Bernie Sanders: The Two-Party System Holds Back American Politics

| by Robert Fowler
Sen. Bernie Sanders of VermontSen. Bernie Sanders of Vermont

Sen. Bernie Sanders of Vermont, who is currently vying for the Democratic presidential nomination, has slammed the U.S. two-party system.

Sanders is the longest-serving Independent congressman in U.S. history, billing himself as a Democratic Socialist throughout his political career.

On Feb. 18, Sanders voiced his disapproval of the two-party system during the MSNBC-hosted Democratic forum in Nevada, deeming it “wrong,” according to The Hill.

“I chose to run proudly in the Democratic primary and caucus and look forward to winning that process,” Sanders said. “But clearly, as a nation, I think we flourish when there are different ideas out there.”

Sanders, despite his history as an Independent, had decided to run on the Democratic ticket because third-party candidates have a historical disadvantage of gaining traction on a national stage.

“Sometimes the two-party system makes it very, very difficult to get on the ballot if you are a third party, and I think that’s wrong,” Sanders said. “I think we should welcome competition.”

The Democratic-Socialist senator has previously been a vocal critic of the the party he is contending to lead, according to The Atlantic.

In 1989, Sanders wrote a New York Times op-ed describing both the Democratic and Republican party as “one party, the — the party of the ruling class… it is absolutely fair to say you are dealing with Tweedledum and Tweedledee.”

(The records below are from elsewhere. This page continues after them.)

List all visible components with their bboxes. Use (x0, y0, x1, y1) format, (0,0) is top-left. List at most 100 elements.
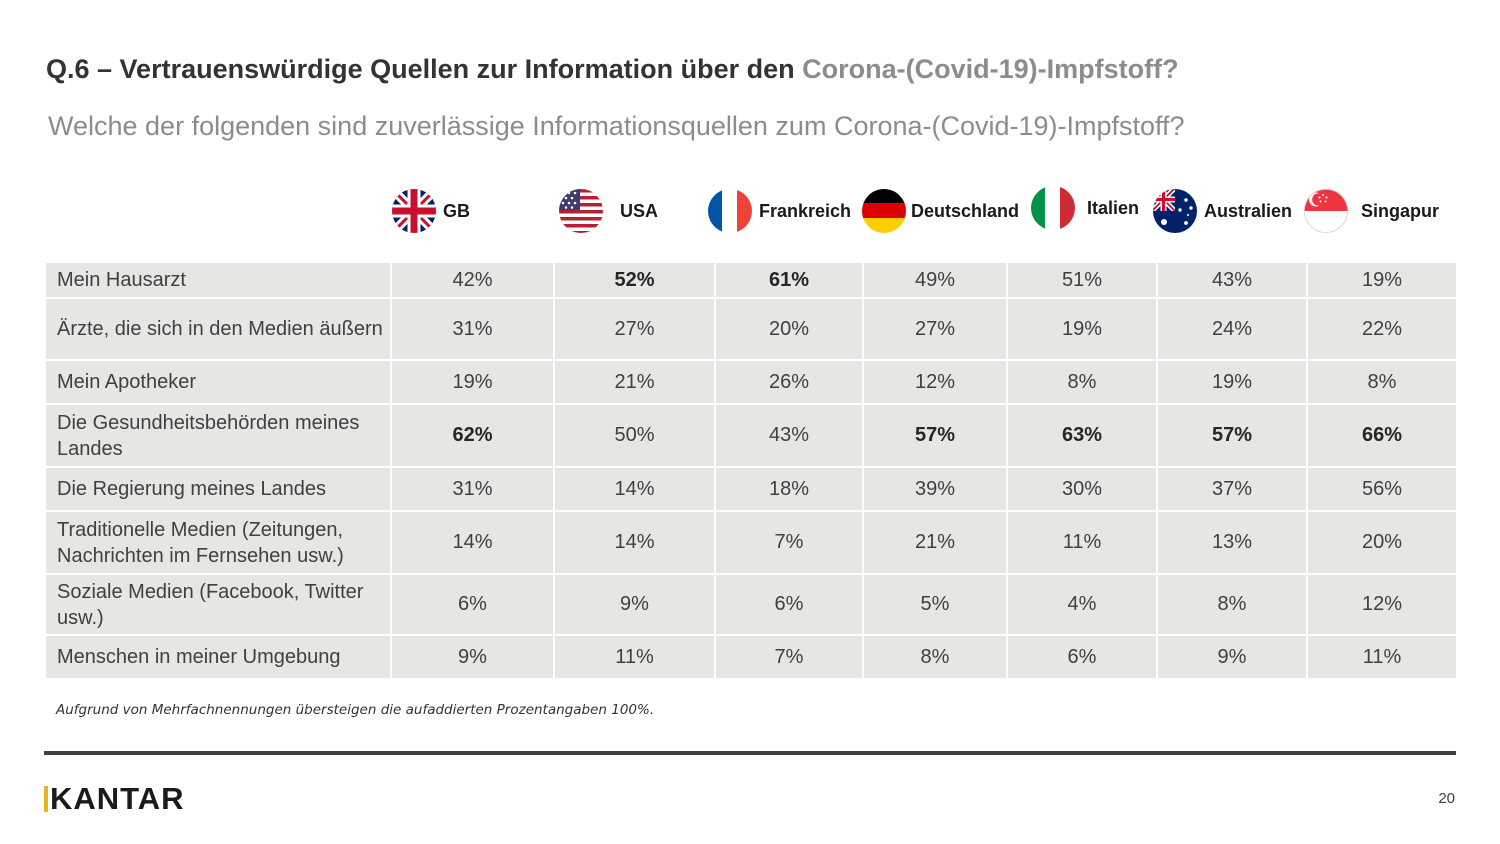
kantar-logo: KANTAR (44, 781, 185, 816)
table-cell: 19% (1308, 263, 1456, 297)
table-row: Mein Apotheker 19% 21% 26% 12% 8% 19% 8% (46, 361, 1456, 403)
italy-flag-icon (1031, 186, 1075, 230)
table-cell: 56% (1308, 468, 1456, 510)
germany-flag-icon (862, 189, 906, 233)
table-cell: 31% (392, 468, 553, 510)
table-cell: 20% (716, 299, 862, 359)
table-cell: 7% (716, 636, 862, 678)
row-label: Mein Apotheker (46, 361, 390, 403)
singapore-flag-icon (1303, 188, 1349, 234)
page-subtitle: Welche der folgenden sind zuverlässige I… (48, 111, 1185, 141)
country-label-france: Frankreich (759, 200, 852, 221)
table-cell: 9% (555, 575, 714, 634)
table-cell: 14% (392, 512, 553, 573)
table-cell: 21% (555, 361, 714, 403)
row-label: Die Gesundheitsbehörden meines Landes (46, 405, 390, 466)
row-label: Ärzte, die sich in den Medien äußern (46, 299, 390, 359)
country-header-singapore: Singapur (1303, 188, 1439, 234)
country-header-gb: GB (391, 188, 470, 234)
table-cell: 19% (392, 361, 553, 403)
table-row: Mein Hausarzt 42% 52% 61% 49% 51% 43% 19… (46, 263, 1456, 297)
table-row: Ärzte, die sich in den Medien äußern 31%… (46, 299, 1456, 359)
data-table: Mein Hausarzt 42% 52% 61% 49% 51% 43% 19… (44, 261, 1458, 680)
country-label-australia: Australien (1204, 200, 1293, 221)
footnote: Aufgrund von Mehrfachnennungen übersteig… (56, 702, 655, 718)
table-cell: 61% (716, 263, 862, 297)
table-cell: 11% (1008, 512, 1156, 573)
logo-text: KANTAR (50, 781, 185, 816)
table-cell: 11% (555, 636, 714, 678)
table-cell: 9% (392, 636, 553, 678)
uk-flag-icon (392, 189, 436, 233)
table-cell: 39% (864, 468, 1006, 510)
table-cell: 51% (1008, 263, 1156, 297)
table-cell: 62% (392, 405, 553, 466)
country-header-italy: Italien (1030, 185, 1139, 231)
table-cell: 7% (716, 512, 862, 573)
table-cell: 43% (1158, 263, 1306, 297)
table-cell: 66% (1308, 405, 1456, 466)
table-cell: 43% (716, 405, 862, 466)
australia-flag-icon (1153, 189, 1197, 233)
france-flag-icon (708, 189, 752, 233)
country-label-germany: Deutschland (911, 200, 1020, 221)
table-cell: 6% (392, 575, 553, 634)
table-row: Die Regierung meines Landes 31% 14% 18% … (46, 468, 1456, 510)
country-label-italy: Italien (1087, 197, 1140, 218)
table-cell: 18% (716, 468, 862, 510)
country-header-australia: Australien (1152, 188, 1292, 234)
table-cell: 42% (392, 263, 553, 297)
table-cell: 50% (555, 405, 714, 466)
table-cell: 6% (716, 575, 862, 634)
table-cell: 19% (1158, 361, 1306, 403)
table-cell: 26% (716, 361, 862, 403)
table-cell: 31% (392, 299, 553, 359)
table-cell: 20% (1308, 512, 1456, 573)
table-cell: 8% (1158, 575, 1306, 634)
table-cell: 5% (864, 575, 1006, 634)
table-cell: 19% (1008, 299, 1156, 359)
table-cell: 57% (864, 405, 1006, 466)
table-cell: 27% (864, 299, 1006, 359)
table-cell: 37% (1158, 468, 1306, 510)
table-cell: 8% (864, 636, 1006, 678)
table-cell: 52% (555, 263, 714, 297)
country-label-usa: USA (620, 200, 659, 221)
row-label: Mein Hausarzt (46, 263, 390, 297)
table-cell: 57% (1158, 405, 1306, 466)
title-highlight: Corona-(Covid-19)-Impfstoff? (802, 54, 1179, 84)
table-cell: 6% (1008, 636, 1156, 678)
table-cell: 21% (864, 512, 1006, 573)
table-cell: 12% (864, 361, 1006, 403)
table-row: Die Gesundheitsbehörden meines Landes 62… (46, 405, 1456, 466)
table-cell: 30% (1008, 468, 1156, 510)
page-number: 20 (1438, 790, 1455, 807)
table-cell: 14% (555, 512, 714, 573)
table-row: Menschen in meiner Umgebung 9% 11% 7% 8%… (46, 636, 1456, 678)
table-cell: 22% (1308, 299, 1456, 359)
table-cell: 12% (1308, 575, 1456, 634)
country-label-singapore: Singapur (1361, 200, 1440, 221)
table-cell: 11% (1308, 636, 1456, 678)
table-cell: 8% (1308, 361, 1456, 403)
table-cell: 49% (864, 263, 1006, 297)
table-row: Soziale Medien (Facebook, Twitter usw.) … (46, 575, 1456, 634)
table-cell: 14% (555, 468, 714, 510)
table-cell: 63% (1008, 405, 1156, 466)
table-cell: 27% (555, 299, 714, 359)
page-title: Q.6 – Vertrauenswürdige Quellen zur Info… (46, 54, 1179, 85)
table-cell: 8% (1008, 361, 1156, 403)
country-header-usa: USA (558, 188, 658, 234)
country-header-france: Frankreich (707, 188, 851, 234)
row-label: Soziale Medien (Facebook, Twitter usw.) (46, 575, 390, 634)
row-label: Traditionelle Medien (Zeitungen, Nachric… (46, 512, 390, 573)
table-cell: 24% (1158, 299, 1306, 359)
title-main: Q.6 – Vertrauenswürdige Quellen zur Info… (46, 54, 803, 84)
logo-accent-bar (44, 786, 48, 812)
table-cell: 4% (1008, 575, 1156, 634)
country-label-gb: GB (443, 200, 470, 221)
table-cell: 9% (1158, 636, 1306, 678)
table-cell: 13% (1158, 512, 1306, 573)
row-label: Menschen in meiner Umgebung (46, 636, 390, 678)
usa-flag-icon (559, 189, 603, 233)
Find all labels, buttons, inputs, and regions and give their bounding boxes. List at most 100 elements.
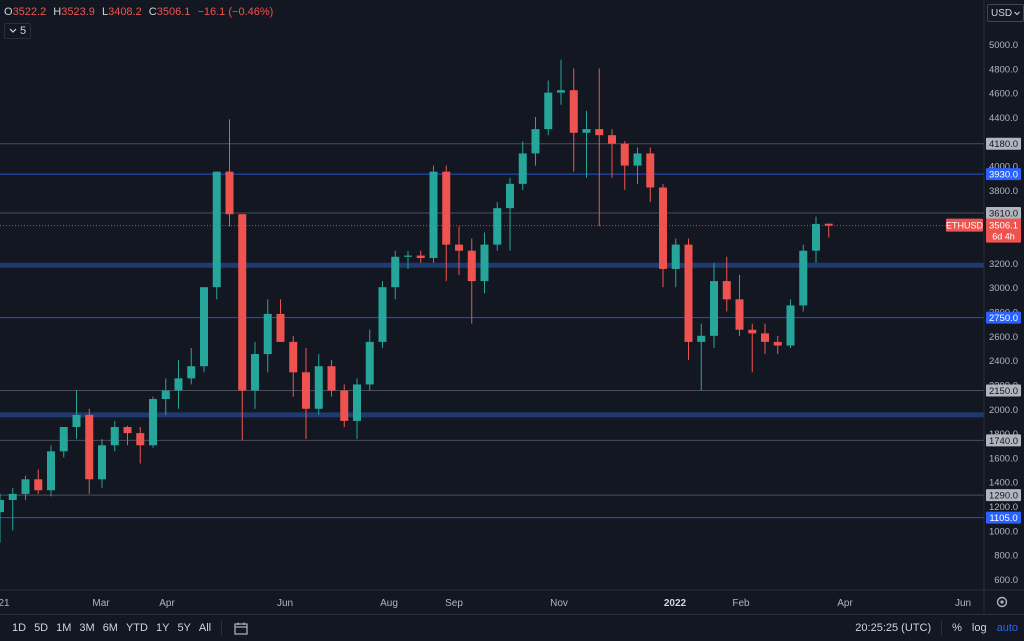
date-range-button[interactable] [234, 622, 248, 635]
candle [59, 427, 68, 458]
candle [21, 475, 30, 500]
auto-scale-toggle[interactable]: auto [996, 622, 1018, 634]
x-tick-label: Sep [445, 598, 463, 609]
candle [531, 116, 540, 166]
candle [620, 141, 629, 190]
candle-body [72, 414, 81, 428]
candle [493, 202, 502, 251]
candle [799, 244, 808, 312]
indicators-toggle-button[interactable]: 5 [4, 23, 32, 39]
price-chart[interactable]: 5000.04800.04600.04400.04200.04000.03800… [0, 0, 1024, 614]
chevron-down-icon [9, 28, 17, 33]
candle [85, 408, 94, 494]
y-tick-label: 2400.0 [989, 356, 1018, 367]
candle-body [378, 287, 387, 342]
timeframe-button-1d[interactable]: 1D [12, 622, 27, 634]
high-value: 3523.9 [61, 6, 95, 18]
candle [263, 299, 272, 373]
last-price-text: 3506.1 [989, 221, 1018, 232]
candle-body [506, 183, 514, 209]
currency-label: USD [991, 7, 1013, 19]
timeframe-button-all[interactable]: All [198, 622, 212, 634]
candle-body [671, 244, 680, 269]
level-price-text: 1105.0 [989, 513, 1017, 524]
level-price-text: 2750.0 [989, 313, 1018, 324]
percent-scale-toggle[interactable]: % [952, 622, 962, 634]
divider [941, 620, 943, 636]
candle-body [824, 223, 833, 226]
candle [34, 469, 43, 494]
candle-body [136, 433, 145, 446]
candle [276, 299, 285, 342]
symbol-text: ETHUSD [946, 221, 984, 231]
clock-timezone[interactable]: 20:25:25 (UTC) [855, 622, 932, 634]
support-band [0, 262, 984, 268]
candle-body [98, 445, 106, 480]
timeframe-button-5d[interactable]: 5D [34, 622, 49, 634]
last-price-tag: ETHUSD 3506.16d 4h [946, 218, 1021, 243]
support-band [0, 412, 984, 418]
candle [557, 59, 565, 105]
timeframe-button-1m[interactable]: 1M [56, 622, 72, 634]
price-countdown-tag [986, 218, 1021, 243]
candle-body [21, 479, 30, 494]
candle-body [518, 153, 527, 184]
candle [773, 335, 782, 355]
candle [136, 427, 145, 464]
candle [302, 347, 310, 440]
candle-body [149, 399, 157, 446]
candle-body [442, 171, 451, 245]
candle-body [557, 90, 565, 93]
candle [225, 119, 234, 227]
candle-body [620, 143, 629, 166]
candle-body [340, 390, 349, 421]
candle-body [799, 250, 808, 306]
candle [761, 323, 769, 355]
candle-body [633, 153, 642, 166]
candle [98, 439, 106, 488]
bottom-toolbar: 1D 5D 1M 3M 6M YTD 1Y 5Y All 20:25:25 (UTC) % lo… [0, 614, 1024, 641]
log-scale-toggle[interactable]: log [971, 622, 987, 634]
level-price-tag: 2750.0 [986, 311, 1021, 324]
timeframe-button-6m[interactable]: 6M [102, 622, 118, 634]
candle-body [47, 451, 55, 491]
level-price-tag: 1105.0 [986, 511, 1021, 524]
candle [365, 329, 374, 391]
close-value: 3506.1 [156, 6, 191, 18]
candle-body [251, 354, 259, 391]
y-tick-label: 3000.0 [989, 283, 1018, 294]
low-label: L [101, 6, 109, 18]
x-tick-label: Apr [837, 598, 853, 609]
candle [0, 493, 4, 543]
candle [187, 347, 196, 385]
candle-body [697, 335, 706, 342]
candle-body [531, 129, 540, 154]
candle-body [710, 281, 718, 336]
candle-body [582, 129, 591, 133]
change-value: −16.1 (−0.46%) [197, 6, 274, 18]
timeframe-button-5y[interactable]: 5Y [177, 622, 191, 634]
high-label: H [53, 6, 62, 18]
candle [327, 360, 336, 397]
timeframe-button-ytd[interactable]: YTD [125, 622, 148, 634]
candle-body [748, 329, 757, 334]
candle-body [773, 341, 782, 346]
candle [480, 232, 489, 294]
x-tick-label: Apr [159, 598, 175, 609]
y-tick-label: 600.0 [994, 575, 1018, 586]
currency-selector[interactable]: USD [987, 4, 1024, 22]
level-price-tag: 3610.0 [986, 207, 1021, 220]
open-label: O [4, 6, 13, 18]
timeframe-button-1y[interactable]: 1Y [155, 622, 170, 634]
settings-gear-icon[interactable] [996, 596, 1008, 608]
candle [455, 226, 463, 276]
candle-body [684, 244, 693, 342]
level-price-tag: 3930.0 [986, 168, 1021, 181]
timeframe-button-3m[interactable]: 3M [79, 622, 95, 634]
level-price-text: 4180.0 [989, 139, 1018, 150]
candle-body [761, 333, 769, 342]
level-price-text: 2150.0 [989, 386, 1018, 397]
candle-body [276, 313, 285, 342]
candle-body [0, 499, 4, 513]
candle [123, 425, 132, 446]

This history of distancing himself from the Democratic has won Sanders few establishment support, although it has made him the darling of liberal voters who want to see their party become more progressive.

Someone who agrees with Sanders’ disapproval of the two-party system is his potential rival: former New York Mayor Michael Bloomberg. The multi-billionaire has indicated that he is considering a third-party run in the 2016 general election.

“The problems that we face are very real,” Bloomberg told MSNBC. “We all know about them: There’s wage stagnation at home; American retreat around the world; and a corrupt, gridlocked and broken two-party system that answers to lobbyists and special interests instead of the American people.”

If Bloomberg ran as an independent, he would be gambling on the American people being ready to finally embrace a third party candidate, which would effectively end the seemingly impenetrable two-party system.